()將容華扶進了房間,點起燭台,冷月轉身便想離去。
可是,方才轉身,那似是柔若無骨的手卻扯住了他的長衫。
「公子。」她聲音極其的小,不注意听就像不存在一樣。冷月還是依舊一樣的站著,並未開口︰「公子喜歡容華嗎?」
唇角的笑妖嬈詭秘,她就這樣抓著他的袖子站了起來,腳步漂浮的走到他面前。
冷月的鼻尖滿滿的都是酒味。
「你醉了。」他低著眸看著她,面上無其他表情。
「醉?」她呵呵笑了兩聲,卻濕了睫毛︰「我已經醉了好多年了,如今方才清醒過來。」
冷月看著她,心知她是真醉了,只是,就算醉了,用情至深的那男人還是難以望去。她說,她醉了很多年了,那是不是決定要放下了,可是,她的痛苦這樣顯而易見,他卻不知那麼無所不用的讓她看穿爺的不值是否真的值得。
他不開口,她卻也不在乎,手攀上他的肩︰「公子,容華雖是一介青樓女子,可是這麼多年來卻從未伺候過任何的一個男人,公子想要嗎?反正,容華也不想守了。」
她的話,讓他眉宇緊鎖了起來。她若是能夠從那一段不平等的感情中走出來,那他會很樂意,但是,她如此的自甘墮落,卻不是他想看到的。她這些年來,從未讓任何的一個男子見過那面容他都是知道的。只是,什麼叫做一介青樓女子,她是忘了她還是左相那生來便高高在上的千金身份了嗎?

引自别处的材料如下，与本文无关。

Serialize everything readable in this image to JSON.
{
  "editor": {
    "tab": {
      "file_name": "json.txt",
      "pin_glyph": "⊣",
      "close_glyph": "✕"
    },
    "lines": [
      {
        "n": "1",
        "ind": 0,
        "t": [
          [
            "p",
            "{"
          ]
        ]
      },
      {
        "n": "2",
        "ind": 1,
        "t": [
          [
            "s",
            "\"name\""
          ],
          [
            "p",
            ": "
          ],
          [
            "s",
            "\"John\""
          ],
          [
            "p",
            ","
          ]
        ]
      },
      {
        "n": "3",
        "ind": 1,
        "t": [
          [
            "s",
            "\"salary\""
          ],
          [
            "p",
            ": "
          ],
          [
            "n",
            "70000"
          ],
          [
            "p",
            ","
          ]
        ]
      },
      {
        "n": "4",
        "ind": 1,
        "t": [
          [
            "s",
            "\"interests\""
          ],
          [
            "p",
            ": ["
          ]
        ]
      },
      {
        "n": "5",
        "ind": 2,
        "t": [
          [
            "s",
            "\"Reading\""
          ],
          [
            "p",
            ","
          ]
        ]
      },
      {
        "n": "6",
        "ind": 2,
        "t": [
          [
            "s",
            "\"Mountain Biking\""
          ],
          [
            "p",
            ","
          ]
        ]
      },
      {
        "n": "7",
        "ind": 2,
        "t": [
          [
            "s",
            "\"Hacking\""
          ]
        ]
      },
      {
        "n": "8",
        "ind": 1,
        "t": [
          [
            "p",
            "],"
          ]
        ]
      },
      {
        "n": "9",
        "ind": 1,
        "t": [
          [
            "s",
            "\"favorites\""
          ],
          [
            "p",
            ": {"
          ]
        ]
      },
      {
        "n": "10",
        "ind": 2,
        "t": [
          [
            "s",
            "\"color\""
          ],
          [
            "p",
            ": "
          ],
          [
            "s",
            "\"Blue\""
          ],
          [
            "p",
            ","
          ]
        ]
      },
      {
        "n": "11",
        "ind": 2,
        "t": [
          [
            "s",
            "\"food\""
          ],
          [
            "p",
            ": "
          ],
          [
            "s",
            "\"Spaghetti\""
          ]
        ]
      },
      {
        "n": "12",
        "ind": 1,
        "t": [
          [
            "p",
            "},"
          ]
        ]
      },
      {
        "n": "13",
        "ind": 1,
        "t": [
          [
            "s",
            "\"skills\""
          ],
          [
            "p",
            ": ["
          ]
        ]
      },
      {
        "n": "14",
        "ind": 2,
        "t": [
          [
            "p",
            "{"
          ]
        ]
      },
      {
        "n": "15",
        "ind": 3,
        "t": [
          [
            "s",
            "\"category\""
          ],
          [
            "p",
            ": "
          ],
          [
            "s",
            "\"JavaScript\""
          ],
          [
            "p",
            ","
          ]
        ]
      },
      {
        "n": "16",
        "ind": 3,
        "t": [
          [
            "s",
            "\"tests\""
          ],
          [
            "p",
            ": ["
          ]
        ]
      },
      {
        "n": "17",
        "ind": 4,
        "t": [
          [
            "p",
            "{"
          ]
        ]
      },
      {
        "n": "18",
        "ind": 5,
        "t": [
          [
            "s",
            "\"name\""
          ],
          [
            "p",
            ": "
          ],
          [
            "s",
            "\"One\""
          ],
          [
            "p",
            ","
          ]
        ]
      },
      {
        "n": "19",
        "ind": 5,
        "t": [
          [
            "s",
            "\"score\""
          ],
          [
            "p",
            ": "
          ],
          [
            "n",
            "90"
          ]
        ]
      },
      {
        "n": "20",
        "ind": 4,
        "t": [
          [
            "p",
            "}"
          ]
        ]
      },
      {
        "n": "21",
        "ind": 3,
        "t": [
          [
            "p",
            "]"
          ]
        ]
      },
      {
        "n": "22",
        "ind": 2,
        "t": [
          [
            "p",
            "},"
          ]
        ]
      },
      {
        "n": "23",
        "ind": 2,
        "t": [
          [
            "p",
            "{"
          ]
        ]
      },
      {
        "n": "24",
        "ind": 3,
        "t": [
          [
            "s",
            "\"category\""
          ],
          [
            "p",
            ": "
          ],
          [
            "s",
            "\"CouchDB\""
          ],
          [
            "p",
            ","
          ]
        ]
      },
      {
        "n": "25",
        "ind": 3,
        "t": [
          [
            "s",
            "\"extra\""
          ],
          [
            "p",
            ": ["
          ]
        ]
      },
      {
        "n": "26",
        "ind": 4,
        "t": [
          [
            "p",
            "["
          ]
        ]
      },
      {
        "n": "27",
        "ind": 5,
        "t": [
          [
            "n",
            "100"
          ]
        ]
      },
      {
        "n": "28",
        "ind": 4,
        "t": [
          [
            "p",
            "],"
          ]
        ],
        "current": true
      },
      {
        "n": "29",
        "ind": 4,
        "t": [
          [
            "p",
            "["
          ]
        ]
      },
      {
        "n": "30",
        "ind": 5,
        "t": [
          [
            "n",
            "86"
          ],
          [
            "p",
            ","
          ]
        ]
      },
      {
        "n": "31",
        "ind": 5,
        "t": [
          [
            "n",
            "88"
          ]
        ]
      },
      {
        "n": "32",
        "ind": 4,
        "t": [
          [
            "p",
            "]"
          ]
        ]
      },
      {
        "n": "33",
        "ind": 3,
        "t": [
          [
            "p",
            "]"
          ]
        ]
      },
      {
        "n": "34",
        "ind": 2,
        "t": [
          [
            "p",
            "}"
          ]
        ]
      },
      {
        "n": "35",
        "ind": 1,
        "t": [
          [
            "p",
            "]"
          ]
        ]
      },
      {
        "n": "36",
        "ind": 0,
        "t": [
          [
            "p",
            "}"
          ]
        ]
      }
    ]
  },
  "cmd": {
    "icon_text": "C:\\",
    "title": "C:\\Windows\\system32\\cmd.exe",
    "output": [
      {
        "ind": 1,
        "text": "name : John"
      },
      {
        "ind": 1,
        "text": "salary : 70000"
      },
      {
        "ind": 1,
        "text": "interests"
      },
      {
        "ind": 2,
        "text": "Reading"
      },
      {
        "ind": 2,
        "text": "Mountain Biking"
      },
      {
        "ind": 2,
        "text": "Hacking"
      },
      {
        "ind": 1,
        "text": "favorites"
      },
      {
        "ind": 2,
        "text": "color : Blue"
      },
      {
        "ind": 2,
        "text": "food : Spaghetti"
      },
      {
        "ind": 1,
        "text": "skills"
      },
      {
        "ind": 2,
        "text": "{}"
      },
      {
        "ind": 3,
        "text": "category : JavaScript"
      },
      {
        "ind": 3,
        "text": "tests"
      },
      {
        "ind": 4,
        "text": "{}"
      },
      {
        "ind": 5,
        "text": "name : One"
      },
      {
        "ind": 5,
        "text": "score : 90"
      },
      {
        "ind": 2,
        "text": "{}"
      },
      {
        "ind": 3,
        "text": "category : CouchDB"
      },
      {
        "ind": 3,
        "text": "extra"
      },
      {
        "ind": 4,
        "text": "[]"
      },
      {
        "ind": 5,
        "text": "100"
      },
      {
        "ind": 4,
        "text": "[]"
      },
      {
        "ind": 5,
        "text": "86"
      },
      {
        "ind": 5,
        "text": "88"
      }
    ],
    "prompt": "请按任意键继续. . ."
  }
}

「你醉了,我去叫左左來幫你沐浴換衣。」他抬手,將她在他胸前作怪的手拿了下來。
「呵,我沒醉。」她退後兩步,只是,那迷離的雙眸卻是完全的沒有可信度。
冷月僅是看著她。
容華身子有些搖晃,勉強站定在他面前,手伸到腰際,解開那腰帶︰「你們都覺得慕傾姑娘比較好是不是,都嫌棄我是個青樓女子是不是,慕傾來了,盛世容華便成昨日黃花了。」她聲音有些哽咽,腰帶褪去,衣衫不整。
冷月上前,扣住她雙手,將她衣服拉攏,那腰帶再次系上,臉色絲毫微變。
他想扶起她,她卻身子癱軟的蹲在了地上︰「這麼多年了,我什麼都沒有奢望過,只是盼著他偶爾來一趟解語樓,跟我說說話,連這樣都奢侈了嗎?慕傾…慕傾憑什麼一來就搶走了我那麼多年的堅持,憑什麼…」她將臉埋在膝上,一會哭一會笑的,時不時的開口︰「我知道,慕傾漂亮,先人說得沒錯,英雄難過美人過,是不是…」
「不是。」冷月看著直視著她的雙眸,沒有一絲隱瞞的開口說道。
「男人…都是,都是騙子!都是騙子!」止住的眼淚再次流了出來,她突然伸手,抓過他的手,在他虎口處咬了下去,極用力。
而冷月,臉色絲毫未變。
她累了,自己停了下來,那牙齒印已滲出了血絲,他恍若未見,僅是看著她。
她時笑時哭,倦極也不願停下,冷月無奈,只好點了她的睡穴,讓她安靜下來,將人抱到床上去。
冷月心里,容華最珍貴,容華值得擁有她最想要的愛情,就算那愛情與他無干;可是,容華心里,從來沒有除那人之外的第二個身影。
所以,幸福,遲遲不來。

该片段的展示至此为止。